Kuracja oczyszczenia wątroby metodą Huldy Clark

michoo
napisał/a: michoo 2010-09-07 13:06
slyszalem gdzie o tej metodzie. czy ktos z Was probowal jej? jakie efekty?

tutaj wiecej info: http://www.lalbavita.com.pl/strona.php?26276
delfin921
napisał/a: delfin921 2010-09-10 14:38
ja mam taki fragment histtorii jakiejs kobiety wyszperany z netu

Przed trzema laty zetknęłam się po raz pierwszy na targach medycyny naturalnej w Kopenhadze ze stosunkowo nowym sposobem leczenia, nazywanym dziś metodą dr Huldy Clark. Doktor Clark, Kanadyjka, stwierdziła po wielu latach badań i obserwacji iż: "Przyczyną naszych chorób są drobnoustroje chorobotwórcze i zanieczyszczenie środowiska". Jej metoda polega na rozdrobnieniu szkodliwych bakterii, pasożytów i wirusów za pomocą prądu o określonych częstotliwościach.

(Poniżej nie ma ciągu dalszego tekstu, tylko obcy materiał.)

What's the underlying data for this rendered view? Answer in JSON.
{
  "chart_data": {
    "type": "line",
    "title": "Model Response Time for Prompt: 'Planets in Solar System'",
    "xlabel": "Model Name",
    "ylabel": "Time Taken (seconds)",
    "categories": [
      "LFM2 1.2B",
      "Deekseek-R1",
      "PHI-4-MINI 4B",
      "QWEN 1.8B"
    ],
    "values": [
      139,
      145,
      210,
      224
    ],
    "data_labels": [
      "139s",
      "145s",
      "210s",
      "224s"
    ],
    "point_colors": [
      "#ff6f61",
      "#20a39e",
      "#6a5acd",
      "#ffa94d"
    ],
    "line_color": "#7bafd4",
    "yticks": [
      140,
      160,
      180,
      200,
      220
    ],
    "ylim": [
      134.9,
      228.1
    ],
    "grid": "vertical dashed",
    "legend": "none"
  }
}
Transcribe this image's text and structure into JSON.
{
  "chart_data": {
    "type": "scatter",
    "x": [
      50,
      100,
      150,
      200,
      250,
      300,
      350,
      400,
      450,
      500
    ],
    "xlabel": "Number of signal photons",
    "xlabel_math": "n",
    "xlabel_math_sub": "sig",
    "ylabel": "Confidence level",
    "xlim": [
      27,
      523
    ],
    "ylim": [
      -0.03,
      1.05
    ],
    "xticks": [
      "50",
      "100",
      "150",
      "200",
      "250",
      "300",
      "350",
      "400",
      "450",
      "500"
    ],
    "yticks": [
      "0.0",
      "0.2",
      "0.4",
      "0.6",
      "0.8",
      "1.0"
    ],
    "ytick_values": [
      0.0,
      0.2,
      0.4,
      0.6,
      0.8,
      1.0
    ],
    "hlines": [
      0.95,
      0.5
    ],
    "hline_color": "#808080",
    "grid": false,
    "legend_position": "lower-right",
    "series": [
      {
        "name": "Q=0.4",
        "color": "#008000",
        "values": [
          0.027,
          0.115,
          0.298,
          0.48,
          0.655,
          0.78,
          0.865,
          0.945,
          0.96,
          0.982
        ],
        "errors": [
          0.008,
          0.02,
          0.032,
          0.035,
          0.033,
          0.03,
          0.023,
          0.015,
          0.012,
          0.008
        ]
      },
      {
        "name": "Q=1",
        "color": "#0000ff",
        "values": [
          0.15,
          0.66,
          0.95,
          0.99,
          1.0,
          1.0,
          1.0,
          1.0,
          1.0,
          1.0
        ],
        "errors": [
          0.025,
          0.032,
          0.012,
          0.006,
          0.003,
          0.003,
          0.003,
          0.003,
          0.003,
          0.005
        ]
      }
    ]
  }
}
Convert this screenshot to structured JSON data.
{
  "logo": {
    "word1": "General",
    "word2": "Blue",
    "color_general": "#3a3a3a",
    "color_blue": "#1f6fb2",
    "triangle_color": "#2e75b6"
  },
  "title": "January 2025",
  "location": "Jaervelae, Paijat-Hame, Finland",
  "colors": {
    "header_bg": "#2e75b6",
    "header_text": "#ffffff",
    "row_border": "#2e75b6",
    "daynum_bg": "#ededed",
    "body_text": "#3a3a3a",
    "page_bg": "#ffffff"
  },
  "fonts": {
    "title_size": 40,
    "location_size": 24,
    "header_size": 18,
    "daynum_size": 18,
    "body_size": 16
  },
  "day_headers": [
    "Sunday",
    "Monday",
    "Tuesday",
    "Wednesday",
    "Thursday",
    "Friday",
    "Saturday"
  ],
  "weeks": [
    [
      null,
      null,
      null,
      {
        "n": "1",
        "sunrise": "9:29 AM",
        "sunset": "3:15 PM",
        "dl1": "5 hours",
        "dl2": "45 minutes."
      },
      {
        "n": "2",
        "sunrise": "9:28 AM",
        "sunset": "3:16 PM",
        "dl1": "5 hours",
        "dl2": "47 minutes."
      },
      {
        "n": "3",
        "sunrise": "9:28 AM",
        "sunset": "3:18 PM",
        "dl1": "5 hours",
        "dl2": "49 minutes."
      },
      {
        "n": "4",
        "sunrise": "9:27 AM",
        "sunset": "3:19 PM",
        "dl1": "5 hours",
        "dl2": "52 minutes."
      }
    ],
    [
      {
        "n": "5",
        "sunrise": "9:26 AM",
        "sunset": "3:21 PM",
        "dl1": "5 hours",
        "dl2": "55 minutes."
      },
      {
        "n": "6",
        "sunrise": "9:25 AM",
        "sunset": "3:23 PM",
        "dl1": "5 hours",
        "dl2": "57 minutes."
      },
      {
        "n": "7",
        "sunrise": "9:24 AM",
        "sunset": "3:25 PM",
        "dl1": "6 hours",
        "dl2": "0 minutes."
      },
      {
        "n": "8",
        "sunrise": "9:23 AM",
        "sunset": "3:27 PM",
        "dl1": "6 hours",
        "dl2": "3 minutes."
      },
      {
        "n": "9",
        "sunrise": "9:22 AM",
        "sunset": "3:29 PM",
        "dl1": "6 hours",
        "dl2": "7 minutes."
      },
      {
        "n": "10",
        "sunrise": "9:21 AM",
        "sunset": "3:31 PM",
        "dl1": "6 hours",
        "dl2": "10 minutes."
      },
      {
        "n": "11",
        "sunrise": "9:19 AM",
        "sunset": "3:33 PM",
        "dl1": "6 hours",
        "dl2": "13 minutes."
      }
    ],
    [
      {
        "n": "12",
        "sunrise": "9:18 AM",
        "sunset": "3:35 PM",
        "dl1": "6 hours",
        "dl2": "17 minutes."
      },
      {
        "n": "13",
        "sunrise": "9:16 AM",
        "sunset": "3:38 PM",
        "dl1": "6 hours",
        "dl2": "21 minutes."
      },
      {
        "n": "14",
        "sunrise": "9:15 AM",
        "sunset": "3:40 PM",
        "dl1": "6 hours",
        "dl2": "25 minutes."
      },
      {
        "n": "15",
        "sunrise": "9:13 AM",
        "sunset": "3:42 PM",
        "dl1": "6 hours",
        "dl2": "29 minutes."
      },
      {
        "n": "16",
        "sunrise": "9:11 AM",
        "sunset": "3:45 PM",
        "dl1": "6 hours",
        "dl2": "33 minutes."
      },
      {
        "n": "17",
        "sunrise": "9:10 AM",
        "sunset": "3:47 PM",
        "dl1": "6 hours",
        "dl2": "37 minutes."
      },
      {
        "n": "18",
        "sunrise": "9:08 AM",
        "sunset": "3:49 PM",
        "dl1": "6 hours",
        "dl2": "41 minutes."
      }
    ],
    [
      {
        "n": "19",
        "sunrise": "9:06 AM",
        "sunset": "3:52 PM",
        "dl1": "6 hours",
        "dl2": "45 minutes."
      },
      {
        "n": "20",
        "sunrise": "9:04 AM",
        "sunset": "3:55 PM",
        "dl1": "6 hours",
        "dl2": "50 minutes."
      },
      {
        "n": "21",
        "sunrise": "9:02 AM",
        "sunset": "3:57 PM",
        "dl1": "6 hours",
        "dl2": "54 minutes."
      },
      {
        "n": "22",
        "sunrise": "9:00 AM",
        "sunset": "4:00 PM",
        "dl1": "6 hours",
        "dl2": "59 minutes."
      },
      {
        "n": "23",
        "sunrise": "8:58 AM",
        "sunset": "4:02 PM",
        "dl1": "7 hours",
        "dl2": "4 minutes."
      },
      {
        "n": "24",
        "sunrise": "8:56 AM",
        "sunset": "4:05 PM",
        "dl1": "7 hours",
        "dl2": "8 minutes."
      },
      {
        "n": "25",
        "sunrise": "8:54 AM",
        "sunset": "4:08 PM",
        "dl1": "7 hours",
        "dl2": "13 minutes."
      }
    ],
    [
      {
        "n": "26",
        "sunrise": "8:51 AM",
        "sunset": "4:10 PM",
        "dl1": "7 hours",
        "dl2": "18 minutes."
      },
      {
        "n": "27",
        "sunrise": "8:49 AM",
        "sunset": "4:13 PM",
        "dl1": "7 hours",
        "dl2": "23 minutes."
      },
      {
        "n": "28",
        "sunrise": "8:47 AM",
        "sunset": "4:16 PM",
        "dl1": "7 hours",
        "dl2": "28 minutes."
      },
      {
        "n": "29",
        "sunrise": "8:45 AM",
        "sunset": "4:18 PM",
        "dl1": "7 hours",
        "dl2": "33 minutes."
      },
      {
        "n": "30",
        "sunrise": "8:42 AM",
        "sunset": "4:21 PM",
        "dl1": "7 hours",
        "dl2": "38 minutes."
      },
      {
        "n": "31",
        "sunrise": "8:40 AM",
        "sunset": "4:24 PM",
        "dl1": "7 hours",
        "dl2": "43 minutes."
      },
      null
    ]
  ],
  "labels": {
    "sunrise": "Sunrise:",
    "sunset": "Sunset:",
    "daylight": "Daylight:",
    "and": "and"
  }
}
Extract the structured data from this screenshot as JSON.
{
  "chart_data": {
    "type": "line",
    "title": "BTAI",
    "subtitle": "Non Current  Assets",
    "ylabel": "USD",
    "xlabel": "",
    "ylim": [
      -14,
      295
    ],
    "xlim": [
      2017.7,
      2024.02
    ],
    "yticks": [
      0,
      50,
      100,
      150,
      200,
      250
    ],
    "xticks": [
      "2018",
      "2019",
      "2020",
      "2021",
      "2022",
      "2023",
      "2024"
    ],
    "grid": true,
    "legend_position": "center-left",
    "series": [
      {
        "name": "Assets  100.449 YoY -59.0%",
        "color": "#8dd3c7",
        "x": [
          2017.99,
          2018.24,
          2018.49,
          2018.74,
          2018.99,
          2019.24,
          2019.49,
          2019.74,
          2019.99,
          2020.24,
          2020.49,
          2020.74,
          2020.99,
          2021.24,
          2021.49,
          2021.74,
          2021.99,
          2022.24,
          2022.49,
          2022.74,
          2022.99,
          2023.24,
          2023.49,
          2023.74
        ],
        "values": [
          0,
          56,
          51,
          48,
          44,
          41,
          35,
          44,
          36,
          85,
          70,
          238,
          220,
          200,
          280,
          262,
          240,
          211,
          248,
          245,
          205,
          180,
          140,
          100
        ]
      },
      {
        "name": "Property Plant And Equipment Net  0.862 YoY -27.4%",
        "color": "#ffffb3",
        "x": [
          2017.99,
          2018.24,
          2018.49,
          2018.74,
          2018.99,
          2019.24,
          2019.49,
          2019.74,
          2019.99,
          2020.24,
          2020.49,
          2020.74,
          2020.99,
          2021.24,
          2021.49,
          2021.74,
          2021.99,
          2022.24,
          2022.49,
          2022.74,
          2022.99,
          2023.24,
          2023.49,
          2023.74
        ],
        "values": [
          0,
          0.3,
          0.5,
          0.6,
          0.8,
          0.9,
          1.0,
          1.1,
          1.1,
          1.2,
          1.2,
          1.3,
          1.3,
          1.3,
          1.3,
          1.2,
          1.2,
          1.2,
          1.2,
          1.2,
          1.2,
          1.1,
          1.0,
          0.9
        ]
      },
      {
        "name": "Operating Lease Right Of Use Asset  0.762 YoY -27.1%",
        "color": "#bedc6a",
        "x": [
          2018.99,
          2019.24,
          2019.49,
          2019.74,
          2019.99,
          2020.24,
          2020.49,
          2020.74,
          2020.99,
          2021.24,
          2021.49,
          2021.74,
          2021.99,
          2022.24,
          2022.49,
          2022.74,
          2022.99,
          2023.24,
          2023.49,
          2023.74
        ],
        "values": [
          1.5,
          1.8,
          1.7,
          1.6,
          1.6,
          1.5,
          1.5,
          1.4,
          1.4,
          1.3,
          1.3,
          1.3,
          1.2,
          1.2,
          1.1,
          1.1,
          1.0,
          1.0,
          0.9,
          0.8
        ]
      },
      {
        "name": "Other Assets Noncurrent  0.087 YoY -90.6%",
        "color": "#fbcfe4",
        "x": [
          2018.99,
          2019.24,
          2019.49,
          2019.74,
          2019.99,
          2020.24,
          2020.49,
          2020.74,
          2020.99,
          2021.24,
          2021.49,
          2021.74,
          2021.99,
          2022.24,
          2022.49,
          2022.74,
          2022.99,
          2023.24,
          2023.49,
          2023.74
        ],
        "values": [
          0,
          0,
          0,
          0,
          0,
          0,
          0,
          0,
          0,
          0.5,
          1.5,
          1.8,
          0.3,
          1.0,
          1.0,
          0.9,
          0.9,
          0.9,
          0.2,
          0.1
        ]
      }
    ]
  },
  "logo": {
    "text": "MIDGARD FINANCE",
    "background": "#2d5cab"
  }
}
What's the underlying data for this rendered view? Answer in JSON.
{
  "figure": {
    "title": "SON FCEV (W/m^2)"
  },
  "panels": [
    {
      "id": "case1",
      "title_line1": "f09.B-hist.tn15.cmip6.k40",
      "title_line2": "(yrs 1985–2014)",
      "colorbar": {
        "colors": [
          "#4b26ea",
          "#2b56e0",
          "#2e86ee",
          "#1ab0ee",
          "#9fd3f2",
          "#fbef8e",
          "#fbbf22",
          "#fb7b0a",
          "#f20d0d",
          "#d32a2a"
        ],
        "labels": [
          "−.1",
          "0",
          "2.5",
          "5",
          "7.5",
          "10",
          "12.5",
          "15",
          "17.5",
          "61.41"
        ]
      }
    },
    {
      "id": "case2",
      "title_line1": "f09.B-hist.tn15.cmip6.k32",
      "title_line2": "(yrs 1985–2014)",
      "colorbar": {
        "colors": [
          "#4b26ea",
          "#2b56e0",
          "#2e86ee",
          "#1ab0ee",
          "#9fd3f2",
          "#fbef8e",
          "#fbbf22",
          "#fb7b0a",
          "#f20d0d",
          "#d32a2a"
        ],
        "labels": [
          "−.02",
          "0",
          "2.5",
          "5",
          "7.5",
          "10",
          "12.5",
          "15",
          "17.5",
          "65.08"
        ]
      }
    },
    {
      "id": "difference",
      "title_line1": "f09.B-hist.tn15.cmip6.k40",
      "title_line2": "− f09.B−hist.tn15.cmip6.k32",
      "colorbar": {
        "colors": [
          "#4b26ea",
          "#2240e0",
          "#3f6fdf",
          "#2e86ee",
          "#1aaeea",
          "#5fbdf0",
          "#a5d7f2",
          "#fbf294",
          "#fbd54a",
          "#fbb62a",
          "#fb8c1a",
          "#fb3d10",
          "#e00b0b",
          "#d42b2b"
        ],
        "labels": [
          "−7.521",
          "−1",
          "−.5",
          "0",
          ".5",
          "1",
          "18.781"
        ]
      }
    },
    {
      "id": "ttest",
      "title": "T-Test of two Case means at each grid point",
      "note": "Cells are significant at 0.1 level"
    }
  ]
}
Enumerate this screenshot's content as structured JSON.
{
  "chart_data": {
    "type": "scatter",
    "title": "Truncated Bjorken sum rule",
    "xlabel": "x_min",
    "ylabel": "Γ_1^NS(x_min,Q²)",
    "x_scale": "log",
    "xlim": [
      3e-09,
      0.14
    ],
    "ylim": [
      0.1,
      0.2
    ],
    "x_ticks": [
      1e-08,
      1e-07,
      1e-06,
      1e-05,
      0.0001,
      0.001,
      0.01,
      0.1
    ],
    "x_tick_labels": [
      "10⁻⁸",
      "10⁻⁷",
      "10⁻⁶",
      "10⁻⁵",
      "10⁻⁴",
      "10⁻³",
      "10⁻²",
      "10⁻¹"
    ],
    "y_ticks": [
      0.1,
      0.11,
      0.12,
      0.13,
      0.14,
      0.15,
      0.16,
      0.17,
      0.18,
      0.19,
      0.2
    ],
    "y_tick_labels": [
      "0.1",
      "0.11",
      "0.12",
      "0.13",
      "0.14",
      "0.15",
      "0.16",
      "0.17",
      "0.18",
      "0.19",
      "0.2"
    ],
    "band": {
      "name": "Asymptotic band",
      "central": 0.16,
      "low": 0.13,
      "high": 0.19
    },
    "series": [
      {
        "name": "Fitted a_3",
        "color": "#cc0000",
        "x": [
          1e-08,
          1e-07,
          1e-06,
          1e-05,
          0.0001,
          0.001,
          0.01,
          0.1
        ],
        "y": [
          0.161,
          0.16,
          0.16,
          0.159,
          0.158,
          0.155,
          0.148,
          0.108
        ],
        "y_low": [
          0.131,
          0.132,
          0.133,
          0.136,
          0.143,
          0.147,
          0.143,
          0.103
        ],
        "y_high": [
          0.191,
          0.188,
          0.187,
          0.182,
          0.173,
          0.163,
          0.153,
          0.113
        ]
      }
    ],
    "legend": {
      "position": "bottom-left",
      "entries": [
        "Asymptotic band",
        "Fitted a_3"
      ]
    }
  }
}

Czułam się tak osłabiona, że nie byłam w stanie wyobrazić sobie kolejnej próby alternatywnego leczenia. Zmobilizowałam jednak resztę sił i spróbowałam. Gdy zaczęłam zgłębiać te metodę leczenia, pierwsza myślą, było: - Jakież to logiczne! Ale natychmiast pojawiła się następna myśl: przecież ja nie mam w swoim organizmie żadnych pasożytów! Wszystkie możliwe próby laboratoryjne niczego pod tym względem nie wykazały. Mimo to postanowiłam spróbować. Po przeprowadzonej, ziołowej i elektrycznej kuracji przeciw pasożytom, wirusom i szkodliwym bakteriom poczułam się jak nowonarodzona. Przeszłam wiele różnych terapii oczyszczających organizm, ale dopiero ta pozwoliła mi wrócić do normalnego życia.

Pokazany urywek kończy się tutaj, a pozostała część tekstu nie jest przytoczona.